2.- An extremal black hole can be made non-extremal by proving it with objects such that the proves + extremal black hole bound states broke some supersymmetries. An example of this could be the classical $D1$-$D5$ system with $D$(-1)-instantons or dyonic states in type IIB superstring theory or studying some  1/16 black hole solution in the Maldacena's $AdS_{5}$ $ \times $ $\mathcal{S}^5$ on a non-trivial D(-1) instanton background.
Recall that an interesting open problem is to discover if 1/16-BPS supergravity black hole solutions exist in full string theory or if they are "distroyed by stringy corrections" (Reference:
https://www.youtube.com/watch?v=QbyPI1MFbGA ). If they don't really exist, you may be able to produce non-extremal black holes by perturbing extremal ones with avaliable supersymmetric proves like D-instantons (instanton solutions for the near-horizon geometry of a stack of $D3$ branes) and breaking some supersymmetries until the 1/16 (or fewer) unstable situation is reached.

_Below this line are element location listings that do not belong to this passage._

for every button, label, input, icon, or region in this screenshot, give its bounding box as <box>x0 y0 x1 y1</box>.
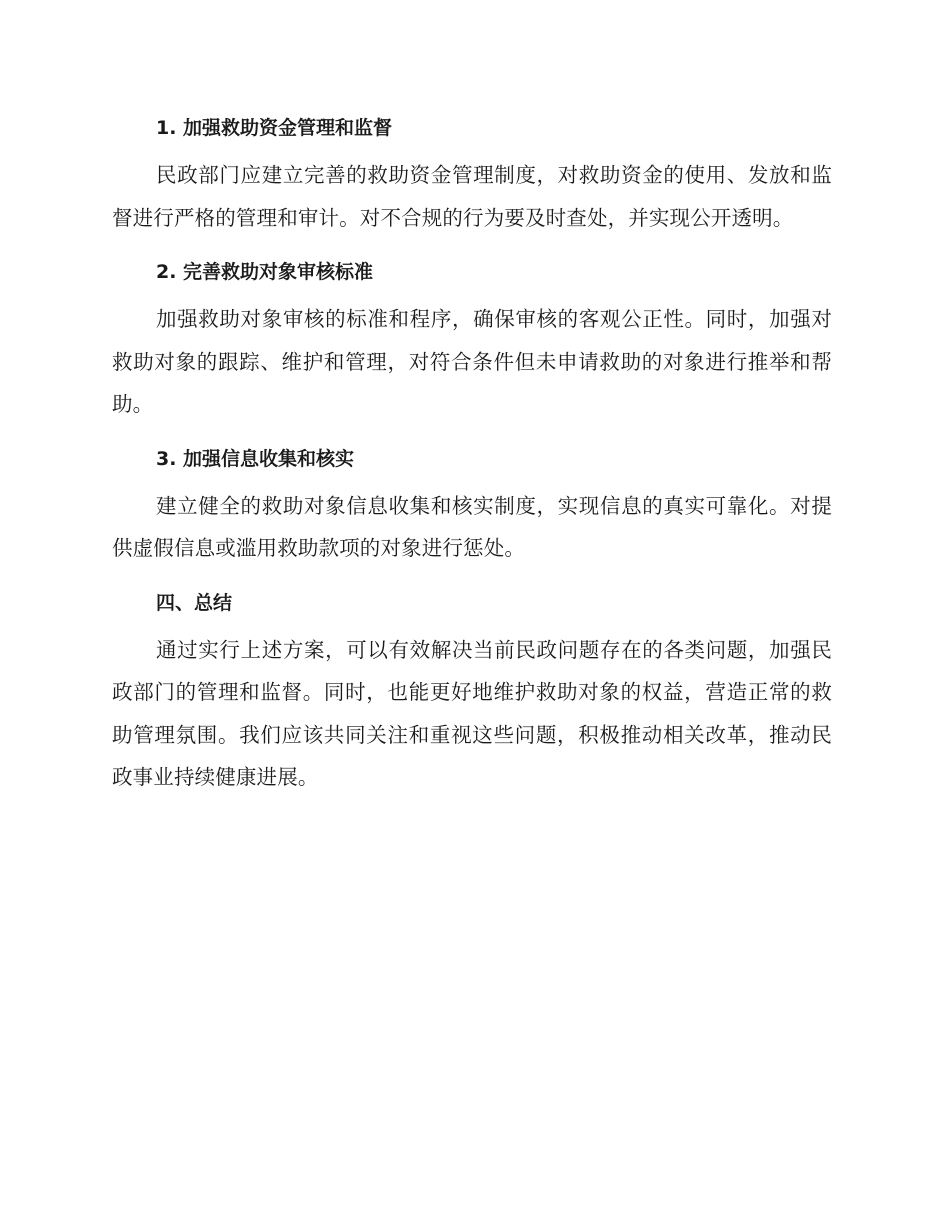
section-paragraph-summary: 通过实行上述方案，可以有效解决当前民政问题存在的各类问题，加强民政部门的管理和监督。同时，也能更好地维护救助对象的权益，营造正常的救助管理氛围。我们应该共同关注和重视这些问题，积极推动相关改革，推动民政事业持续健康进展。 <box>112 637 832 789</box>
section-heading-fund-management: 1. 加强救助资金管理和监督 <box>156 117 393 139</box>
section-heading-review-standards: 2. 完善救助对象审核标准 <box>156 261 374 283</box>
section-paragraph-information-verification: 建立健全的救助对象信息收集和核实制度，实现信息的真实可靠化。对提供虚假信息或滥用救助款项的对象进行惩处。 <box>112 493 832 560</box>
section-heading-summary: 四、总结 <box>156 591 233 614</box>
section-paragraph-review-standards: 加强救助对象审核的标准和程序，确保审核的客观公正性。同时，加强对救助对象的跟踪、维护和管理，对符合条件但未申请救助的对象进行推举和帮助。 <box>112 307 832 416</box>
section-paragraph-fund-management: 民政部门应建立完善的救助资金管理制度，对救助资金的使用、发放和监督进行严格的管理和审计。对不合规的行为要及时查处，并实现公开透明。 <box>112 163 832 230</box>
section-heading-information-verification: 3. 加强信息收集和核实 <box>156 447 355 470</box>
document-body <box>112 108 832 799</box>
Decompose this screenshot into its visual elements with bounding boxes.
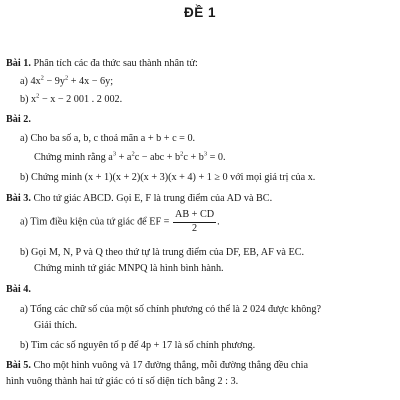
- problem-1b: b) $x^2 - x - 2$ 001 . 2 002.: [20, 92, 123, 105]
- problem-4a-line1: a) Tổng các chữ số của một số chính phương có thể là 2 024 được không?: [20, 304, 322, 315]
- problem-4a-line2: Giải thích.: [34, 320, 78, 331]
- problem-5-text: Cho một hình vuông và 17 đường thẳng, mỗi đường thẳng đều chia: [33, 360, 308, 371]
- problem-4-label: Bài 4.: [6, 284, 31, 295]
- problem-3b-line2: Chứng minh tứ giác MNPQ là hình bình hành.: [34, 263, 224, 274]
- problem-2a: a) Cho ba số a, b, c thoả mãn a + b + c = 0.: [20, 133, 196, 144]
- page-title: ĐỀ 1: [183, 5, 216, 20]
- problem-1a: a) $4x^2 - 9y^2 + 4x - 6y$;: [20, 74, 114, 87]
- problem-5-header: [6, 360, 308, 372]
- problem-3-text: Cho tứ giác ABCD. Gọi E, F là trung điểm của AD và BC.: [33, 193, 273, 204]
- problem-2-label: Bài 2.: [6, 114, 31, 125]
- problem-1-label: Bài 1.: [6, 58, 31, 69]
- problem-1-text: Phân tích các đa thức sau thành nhân tử:: [33, 58, 198, 69]
- problem-3-header: [6, 193, 272, 205]
- problem-3-label: Bài 3.: [6, 193, 31, 204]
- problem-2a-proof: Chứng minh rằng $a^3 + a^2c$ − abc + $b^2c + b^3 = 0$.: [34, 150, 226, 163]
- problem-4b: b) Tìm các số nguyên tố p để 4p + 17 là số chính phương.: [20, 340, 256, 351]
- problem-3a: a) Tìm điều kiện của tứ giác để EF = $\frac{AB + CD}{2}$ .: [20, 209, 220, 234]
- problem-5-label: Bài 5.: [6, 360, 31, 371]
- problem-2b: b) Chứng minh (x + 1)(x + 2)(x + 3)(x + 4) + 1 ≥ 0 với mọi giá trị của x.: [20, 172, 316, 183]
- problem-3b-line1: b) Gọi M, N, P và Q theo thứ tự là trung điểm của DF, EB, AF và EC.: [20, 247, 305, 258]
- problem-1-header: [6, 58, 198, 70]
- problem-5-line2: hình vuông thành hai tứ giác có tỉ số diện tích bằng 2 : 3.: [6, 376, 239, 387]
- fraction: $\frac{AB + CD}{2}$: [174, 209, 215, 234]
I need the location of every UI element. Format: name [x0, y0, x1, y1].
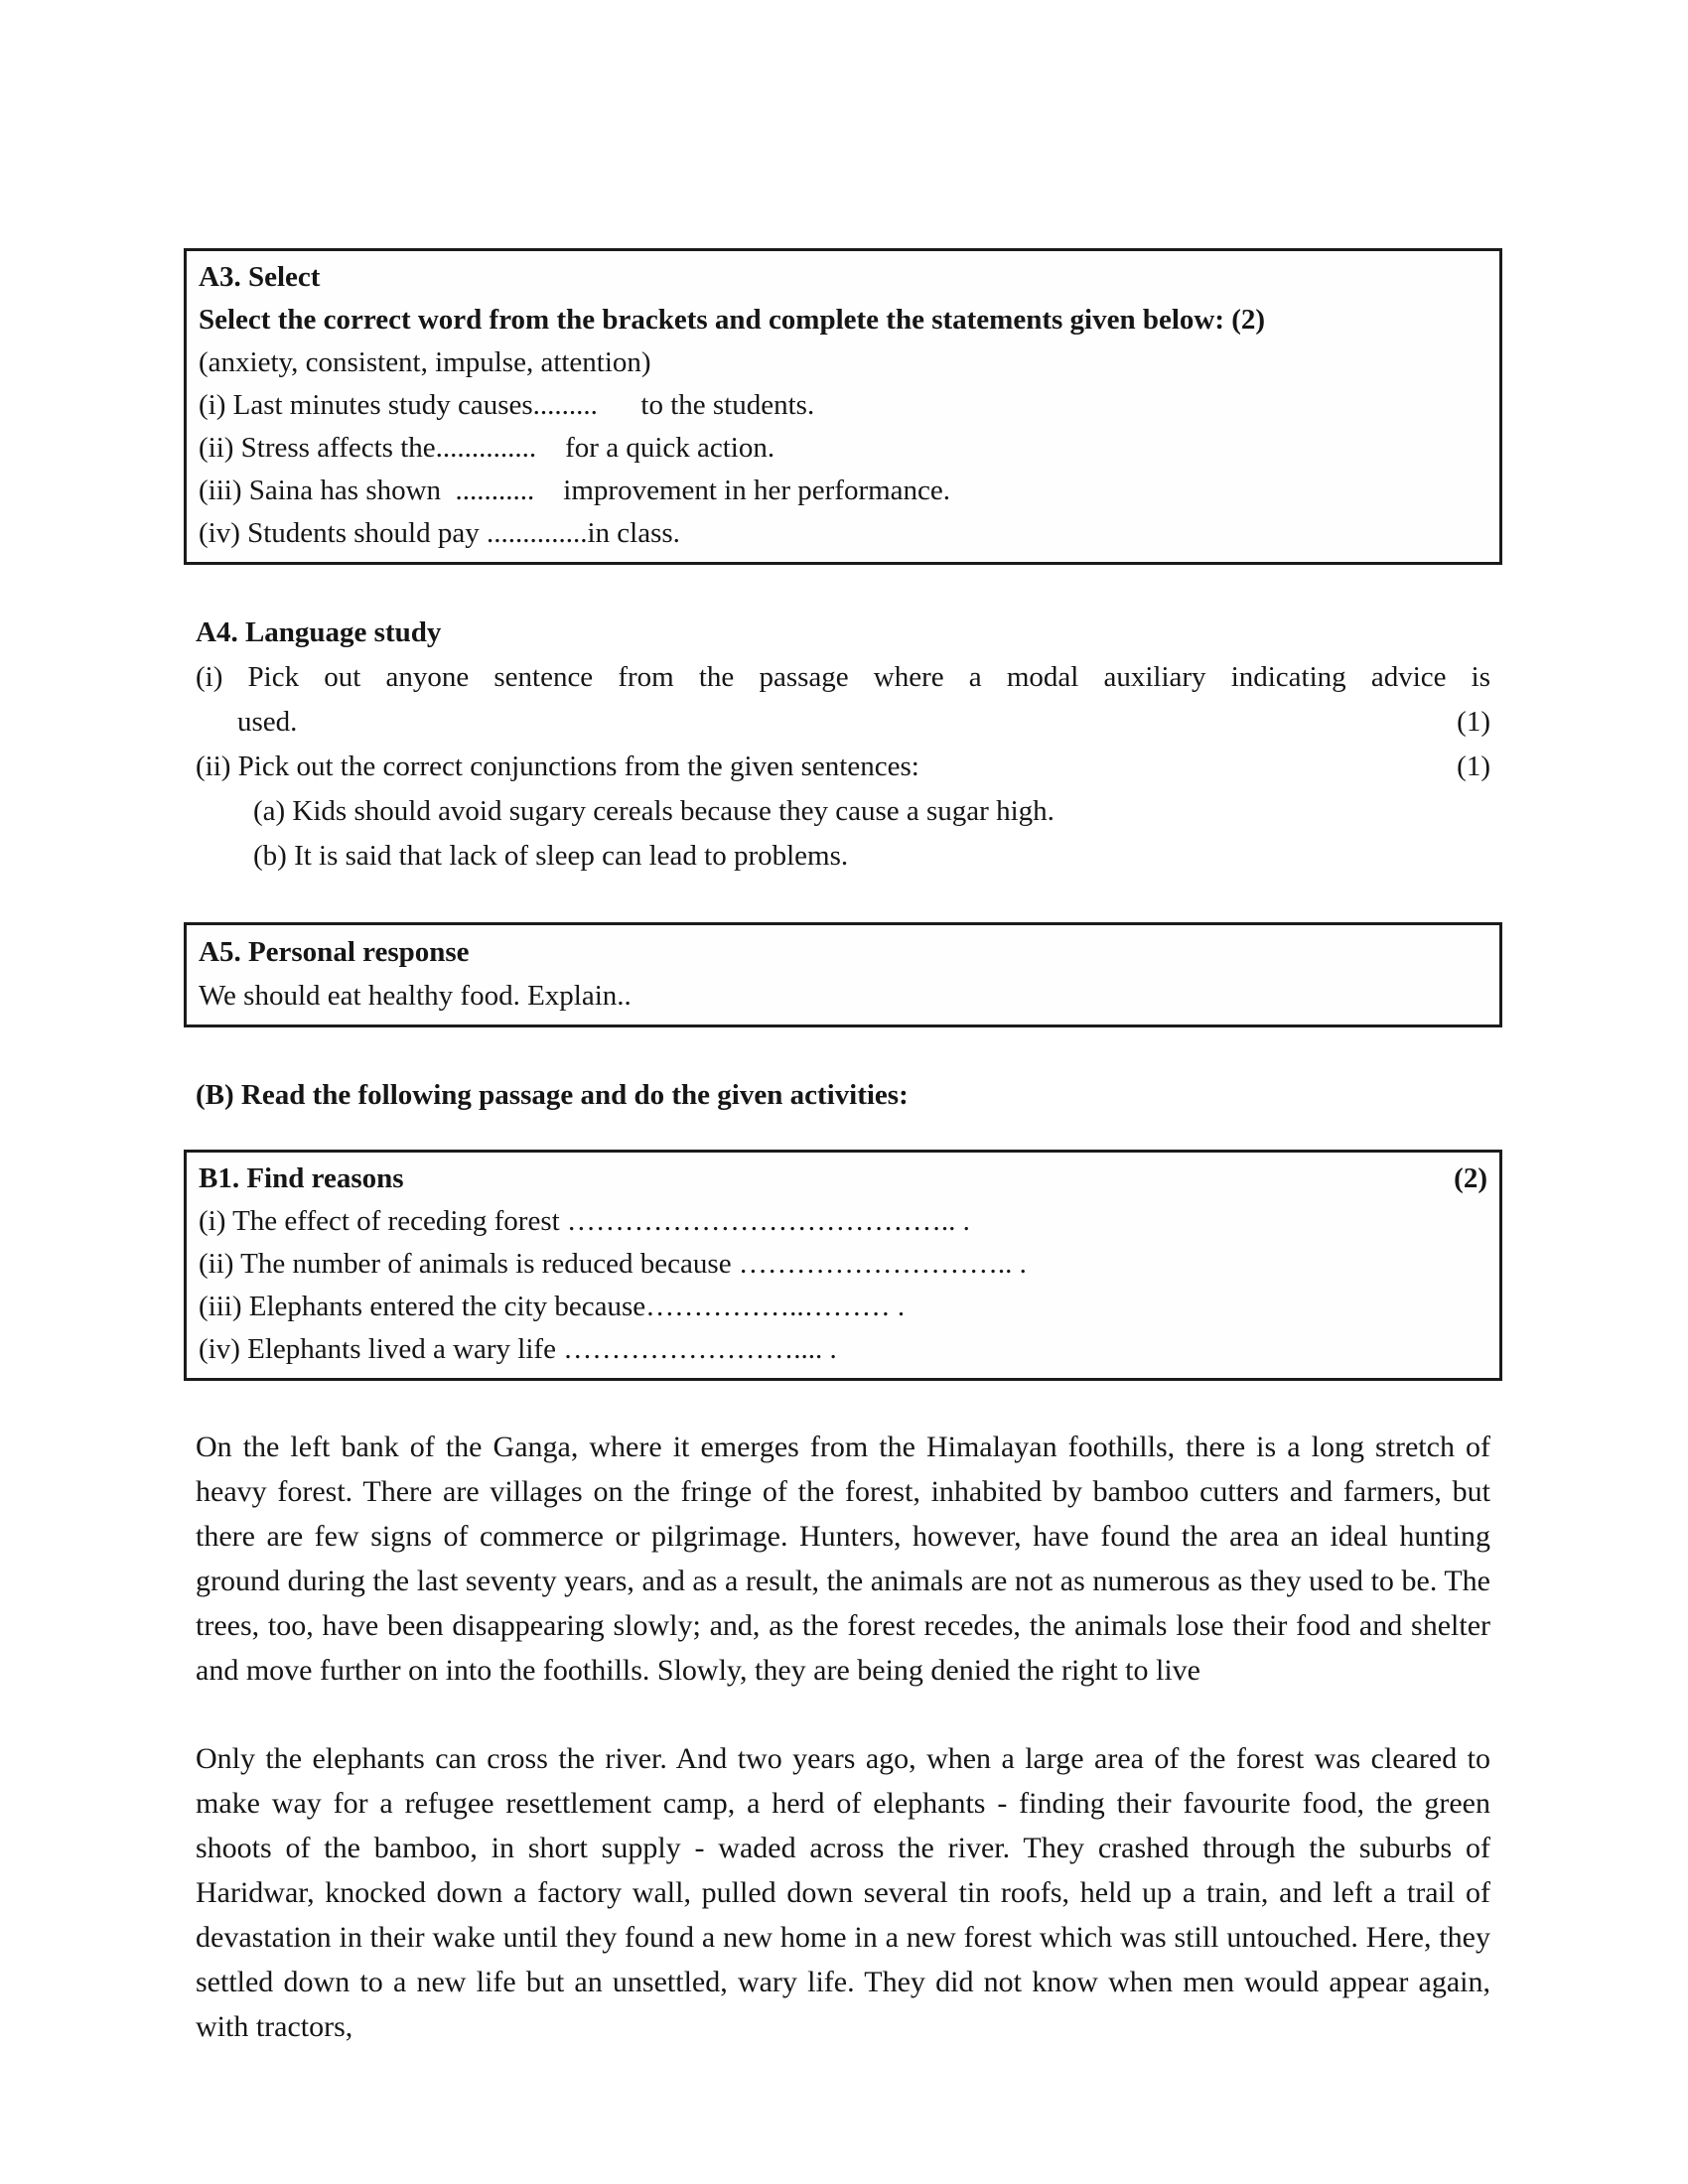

You can also read the most voted answer to the question Why Do Extremal Black Holes Not Radiate? The answer beautifully explains how galactic black holes of the Kerr-type "regulate themselves" by purely "mundane" astrophysical mechanisms in order to mantain its angular momentum to mass squared ratio smaller that the unity (the extremality regime).
Edit: By "proving it with objects" I meant to embed a particular black hole solution in a non trivial background with that particular object. In the famous $D5$-$D1$ system for type IIB strings compatfied on $\mathcal{T}^4$ $ \times $ $\mathcal{S}^1$ https://arxiv.org/abs/hep-th/0002184 that means to study the black hole solution on a non-trivial $D$(-1) instanton background (as was done here in a T-duality releated case).
A nice example of how an extremal $D3$- black brane are made non extremal is disscused at section 3.2 in https://www.ipht.fr/Docspht/articles/t12/003/public/2012_Bena+ElShowk_by_Vercnocke_All_Lectures.pdf. Another set of nice results that analyze non-extremal N=2,4,8 four dimensional black hole solutions by embedding them on non-trivial backgrounds is Non-supersymmetric Black Holes and Topological Strings. Both cases are examples of extremal black hole solutions made non-extremal by ("proving them") coupling them to non trivial backgrounds or adding anti-branes.